September is Suicide Prevention Month. With mental health problems soaring since the start of the pandemic, raising awareness is more essential than ever. In countries around the world, women are more likely to be diagnosed with depression and attempt suicide, but male suicide rates remain several times higher than female. According to the BBC News:
“Suicide is a hugely sensitive, complex issue with a tangled multitude of causes – and the very nature of a death by suicide means we can never fully know the reasons behind it.
Still, as mental health awareness has grown, there is greater public understanding about potential contributing factors. One of the questions that has persisted, though, regards this gender gap…
One key element is communication. It’s too simplistic to say women are willing to share their problems and men tend to bottle them up. But it is true that, for generations, many societies have encouraged men to be “strong” and not admit they’re struggling.
It often starts in childhood. ‘We tell boys that boys don’t cry,’ says Colman O’Driscoll, former executive director of operations and development at Lifeline, an Australian charity providing 24-hour crisis support and suicide prevention services. ‘We condition boys from a very young age to not express emotion, because to express emotion is to be weak.’
Mara Grunau, executive director at the Centre for Suicide Prevention in Canada, points out it’s how we talk to our children and how we encourage them to communicate about themselves too: ‘Mothers talk way more to their girl children than their boy children… and they share and identify feelings’ more, she says. ‘We almost expect women to be emotional…’
But men may be less likely to admit when they feel vulnerable, whether to themselves, friends, or a GP. They also can be more reticent than women to see a doctor. A UK British Medical Journal study found general primary care consultation rates were 32% lower in men than women. (Consultation rates for depression, assessed by whether patients received antidepressant prescriptions, were 8% lower in men than women).

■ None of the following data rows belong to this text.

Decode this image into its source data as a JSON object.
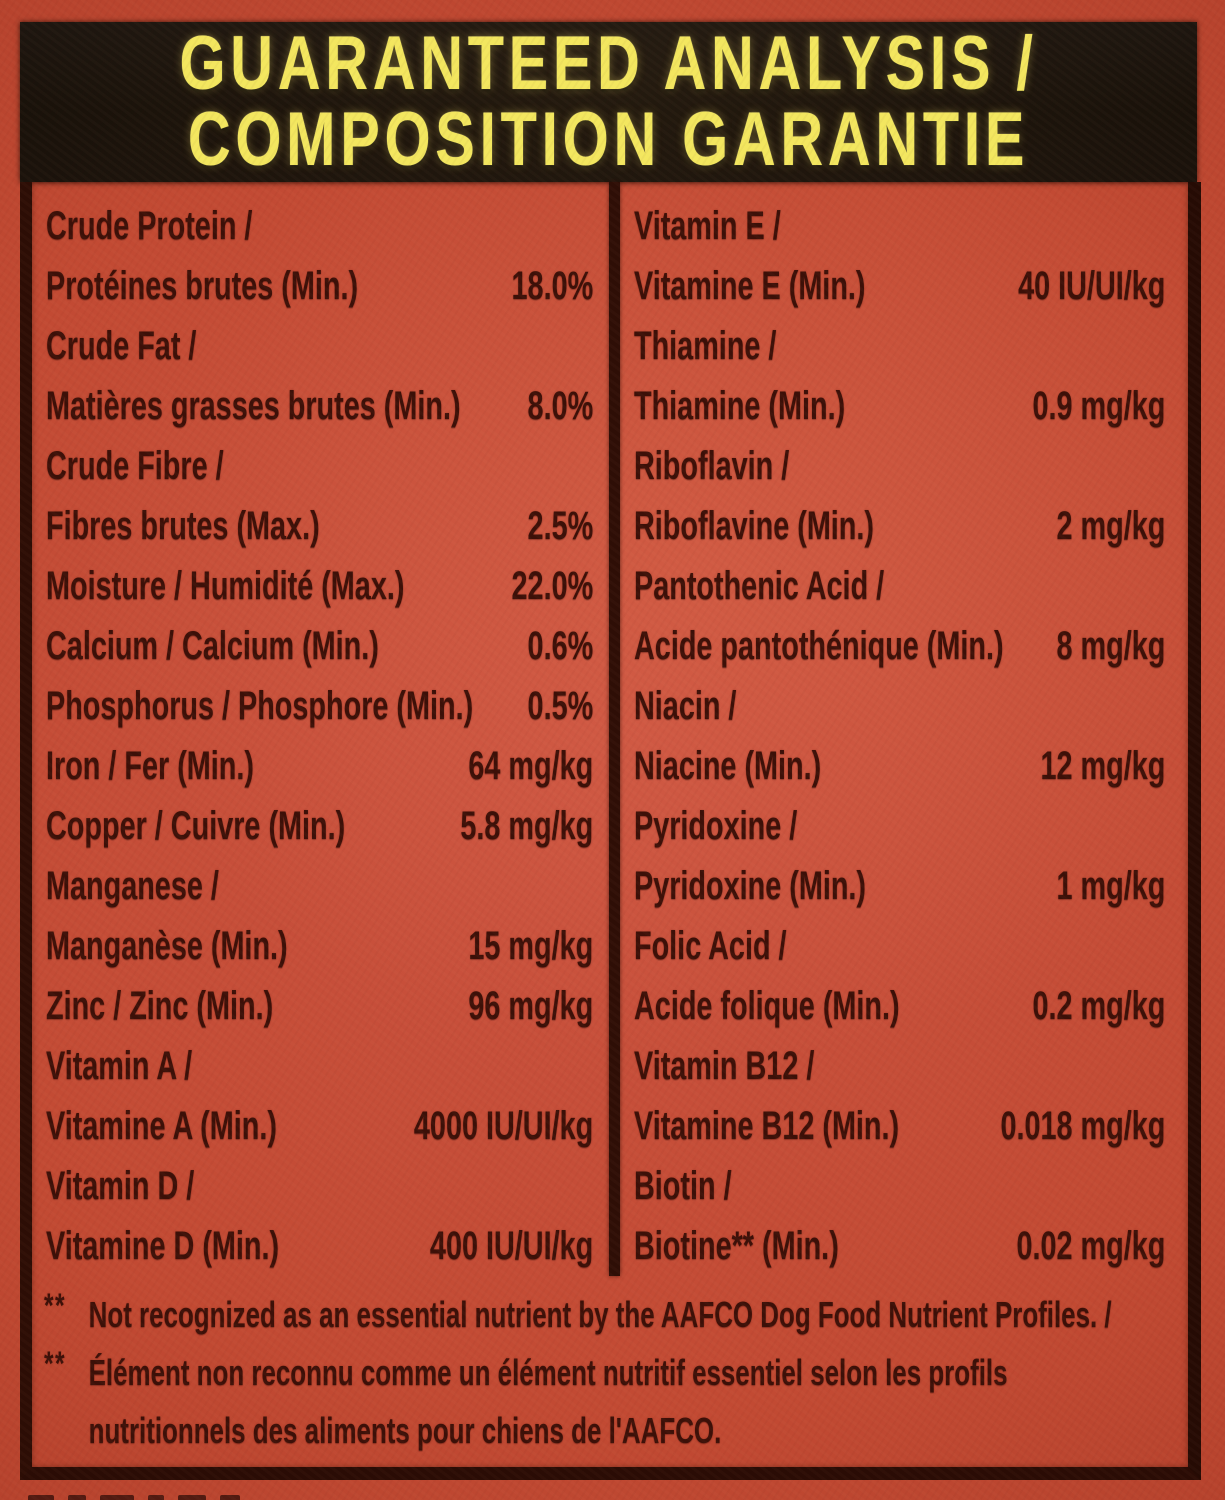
{
  "header": {
    "line1": "GUARANTEED ANALYSIS /",
    "line2": "COMPOSITION GARANTIE"
  },
  "nutrients": {
    "left": [
      {
        "label_lines": [
          "Crude Protein /",
          "Protéines brutes (Min.)"
        ],
        "value": "18.0%"
      },
      {
        "label_lines": [
          "Crude Fat /",
          "Matières grasses brutes (Min.)"
        ],
        "value": "8.0%"
      },
      {
        "label_lines": [
          "Crude Fibre /",
          "Fibres brutes (Max.)"
        ],
        "value": "2.5%"
      },
      {
        "label_lines": [
          "Moisture / Humidité (Max.)"
        ],
        "value": "22.0%"
      },
      {
        "label_lines": [
          "Calcium / Calcium (Min.)"
        ],
        "value": "0.6%"
      },
      {
        "label_lines": [
          "Phosphorus / Phosphore (Min.)"
        ],
        "value": "0.5%"
      },
      {
        "label_lines": [
          "Iron / Fer (Min.)"
        ],
        "value": "64 mg/kg"
      },
      {
        "label_lines": [
          "Copper / Cuivre (Min.)"
        ],
        "value": "5.8 mg/kg"
      },
      {
        "label_lines": [
          "Manganese /",
          "Manganèse (Min.)"
        ],
        "value": "15 mg/kg"
      },
      {
        "label_lines": [
          "Zinc / Zinc (Min.)"
        ],
        "value": "96 mg/kg"
      },
      {
        "label_lines": [
          "Vitamin A /",
          "Vitamine A (Min.)"
        ],
        "value": "4000 IU/UI/kg"
      },
      {
        "label_lines": [
          "Vitamin D /",
          "Vitamine D (Min.)"
        ],
        "value": "400 IU/UI/kg"
      }
    ],
    "right": [
      {
        "label_lines": [
          "Vitamin E /",
          "Vitamine E (Min.)"
        ],
        "value": "40 IU/UI/kg"
      },
      {
        "label_lines": [
          "Thiamine /",
          "Thiamine (Min.)"
        ],
        "value": "0.9 mg/kg"
      },
      {
        "label_lines": [
          "Riboflavin /",
          "Riboflavine (Min.)"
        ],
        "value": "2 mg/kg"
      },
      {
        "label_lines": [
          "Pantothenic Acid /",
          "Acide pantothénique (Min.)"
        ],
        "value": "8 mg/kg"
      },
      {
        "label_lines": [
          "Niacin /",
          "Niacine (Min.)"
        ],
        "value": "12 mg/kg"
      },
      {
        "label_lines": [
          "Pyridoxine /",
          "Pyridoxine (Min.)"
        ],
        "value": "1 mg/kg"
      },
      {
        "label_lines": [
          "Folic Acid /",
          "Acide folique (Min.)"
        ],
        "value": "0.2 mg/kg"
      },
      {
        "label_lines": [
          "Vitamin B12 /",
          "Vitamine B12 (Min.)"
        ],
        "value": "0.018 mg/kg"
      },
      {
        "label_lines": [
          "Biotin /",
          "Biotine** (Min.)"
        ],
        "value": "0.02 mg/kg"
      }
    ]
  },
  "footnotes": [
    {
      "marker": "**",
      "lines": [
        "Not recognized as an essential nutrient by the AAFCO Dog Food Nutrient Profiles. /"
      ]
    },
    {
      "marker": "**",
      "lines": [
        "Élément non reconnu comme un élément nutritif essentiel selon les profils",
        "nutritionnels des aliments pour chiens de l'AAFCO."
      ]
    }
  ],
  "colors": {
    "background_red": "#c24a33",
    "ink": "#3c1008",
    "band_black": "#171009",
    "title_yellow": "#f3e75f"
  }
}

‘Men seek help for mental health less often,’ Harkavy-Friedman says. ‘It’s not that men don’t have the same issues as women – but they’re a little less likely to know they have whatever stresses or mental health conditions that are putting them at greater risk for suicide…’
Dangerously, rather than seeking help through established channels, some men may attempt to ‘self-medicate’.
‘There tends to be more substance use and alcohol use among males, which may just reflect the distress they’re feeling – but we know it compounds the issue of suicide,’ says Harkavy-Friedman.
Indeed, men are nearly twice as likely as women to meet criteria for alcohol dependence. But drinking can deepen depression and increase impulsive behaviours and alcoholism is a known risk factor for suicide…
Another risk factor is a sense of isolation, as physician Thomas Joiner writes in his book Why people die by suicide. This can manifest itself in every walk of life. The outwardly successful professional who has prioritised career advancement to the detriment of all else, including social relationships, may find himself ‘at the top of the pyramid, alone,’ says Grunau…”
Sermo physicians have a lot to say on this topic, too. In a recent poll of 130+ global doctors, almost 45% said they’ve seen an increase in male patients who have had suicidal thoughts, or attempted to take their own lives. In term. Regarding which age group is most affected by mental health/suicide, 69% of physicians said men between the ages of 15 – 47.
When asked what the physicians believe is the biggest cause for mental health issues/attempting suicide among males, here’s what the doctors had to say:
- 38% said financial stress / unemployment
- 31% said social isolation / loneliness
- 9% said conflict with family / divorce
- 7% said physical discomfort / illness
- 7% said bullying / physical / sexual abuse
- 1% said death of a family member
When asked what the doctors believe is most effective in helping prevent suicide among men, here’s how the doctors responded:
- 29% said watching for signs of depression and offering support.
- 25% said making mental health support more available.
- 19% said reducing the stigma of mental health issues.
- 16% said teaching men coping and problem-solving skills.
- 9% said reducing concepts of toxic masculinity.
Here’s more of what Sermo physicians have to say on suicide—in their own words:
There has been an increase in depression in the context of COVID 19.
In this time of pandemic, social distancing has unfortunately increased suicide cases.
In my professional experience, I have seen that men think less about suicide than women but execute it more. That is, almost always when he thinks about it, he does.
It is more difficult for men to cope with economic setbacks and this is related to their role as provider in the home.
Family Medicine, Venezuela
This is a social problem. Prevention exists, but it is a task for politicians, not for psychiatry and psychology.